Thursday, May 17, 2007

More standards and measures

Let's start this one with toilets. A great place to think and ponder life's mysteries, engaged as you are in one of the most primal and basic of activities. I also keep my Polish/English dictionary in the bathroom: I figure I can learn a few words a day this way, since I'm there already and my hands are free. And here's what I've noticed in there: toilet paper holders. The American standard is that nifty spring-loaded telescoping rod wedged into recessed holes in the sides of the holder, at least household ones are. Here, the standard is for a small diameter rod, kind of bracket-shaped, or maybe more like a digital watch's zero with one side missing and sideways. Anyway, it's open at the side, you slide the roll onto the rod, and often there's a sort of lid thingy attached that covers the top half of the roll. The problem I have is that my lid thingy is broken and I can't put it on the holder, so when I go to tear off a few squares, sometimes the entire roll comes off the rod, especially as it gets closer to the end, and thus is very light. Which is a very irritating thing to have happen when you're in such a vulnerable position and there's little you can do but tear off what you need while the rest of the roll dissolves in the one spot of water from your shower. And so I wonder, who designed these open-ended holders and why did everyone else think it was a good idea? Am I the only one who has this problem? Am I just deficient in a style of toilet-paper-ripping that Polish people learn in childhood? I don't know.
But then I went to Ukraine and this whole issue got a new dimension for me.
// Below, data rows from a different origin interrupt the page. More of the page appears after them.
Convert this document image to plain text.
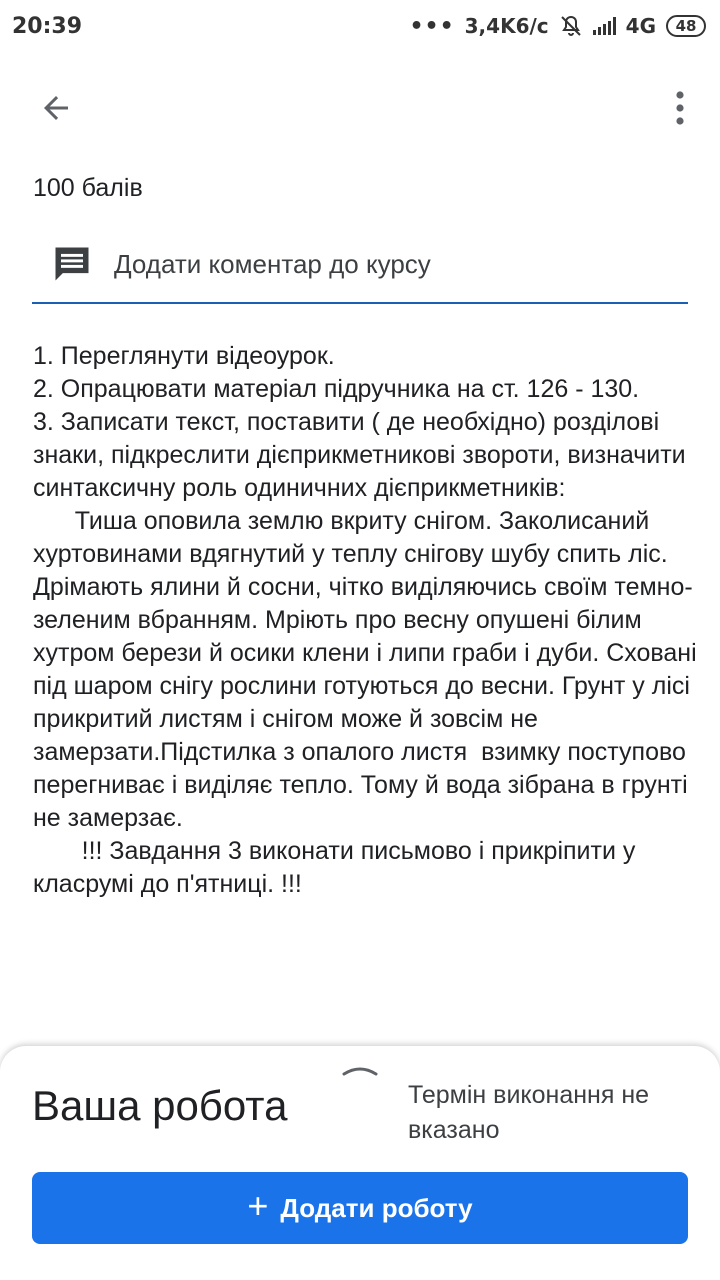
20:39	••• 3,4K6/c	4G 48
100 балів
Додати коментар до курсу
1. Переглянути відеоурок.
2. Опрацювати матеріал підручника на ст. 126 - 130.
3. Записати текст, поставити ( де необхідно) розділові знаки, підкреслити дієприкметникові звороти, визначити синтаксичну роль одиничних дієприкметників:
Тиша оповила землю вкриту снігом. Заколисаний хуртовинами вдягнутий у теплу снігову шубу спить ліс. Дрімають ялини й сосни, чітко виділяючись своїм темно-зеленим вбранням. Мріють про весну опушені білим хутром берези й осики клени і липи граби і дуби. Сховані під шаром снігу рослини готуються до весни. Грунт у лісі прикритий листям і снігом може й зовсім не замерзати.Підстилка з опалого листя  взимку поступово перегниває і виділяє тепло. Тому й вода зібрана в грунті не замерзає.
!!! Завдання 3 виконати письмово і прикріпити у класрумі до п'ятниці. !!!
Ваша робота	Термін виконання не вказано
+ Додати роботу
Because, you see, in Poland, the rolls themselves are the same as what I'm used to, but in Lwow, they were missing the interior cardboard tube. They just roll up the paper into one solid, center-hole-less cylinder. Which of course means you have to have entirely different holders. What I found were little shelves, slightly curved and low-sided, and infinitely easier to accidentally drop the roll from. And this also made me remember a few bathrooms in the U.K. where they didn't have rolls at all, but instead folded sheets tucked into what seemed like napkin dispensers screwed upside down into the wall. Is it any wonder that we can't settle international issues and disputes when the world can't even agree on the way to wipe our asses? Ok, I'm reaching there, but still.
Toilets also tend to have flush buttons on top of the tank. Haven't seen a single front-of-the-tank lever-flusher. Sometimes it's a pull-knobby-thing, but always in the center of the top. I know they sell lawnmowers, but the only machine I've seen used to cut grass is a weed-whacker. Big ones, but when you see a guy in a big park or along a highway cutting grass with one of those, you get the idea that this is almost deliberately Sisyphean.
Locks always need the key to be turned twice. Ice-cube trays were really hard to find: didn't know that most people use these plastic bag things. Sofa-beds are common, but that's a space issue, and entirely reasonable. However, I know that many people have vacuum cleaners, and yet carpet-beating is still popular. One of my first mornings in Poland I was woken at 7 a.m. by a rhythmic thwunking noise, almost like gunshots, but a little duller and flatter. Disoriented and confused, especially since it was 15 below zero Celsius and I couldn't imagine what or who could possibly be making such a sound so early in the morning outside in such weather, I stumbled to the window, where I saw a very old woman vigorously beating the bejeezus out of a carpet. They have carpet beating poles all over for this purpose, though I have since learned it's traditionally the man's job. My feeling is, if the dirt is so ground in that a vacuum won't get it, then it ain't a problem. Fortunately, I don't have any carpets in my current place.
The last thing is, this is not a handicapped-accessible country. Didn't think too much about it for awhile, having two good legs and all, but as I was walking to work a few days ago, a man stopped me on Malachowskiego. I took him for a nurse, but he may have been a relative of the very old man in a wheelchair who was with him. It was outside an apartment building, and he wanted me to help lift the chair and the man up some steps. Six steps. Low steps. Of course I did it, but I couldn't help but wonder how long they had been there, and how often they had to rely on the kindness of strangers to get in and out of the building. A simple ramp, common enough on public stairs, would do so much for their quality of life, not to mention dignity. And here I am ranting about toilet paper rolls.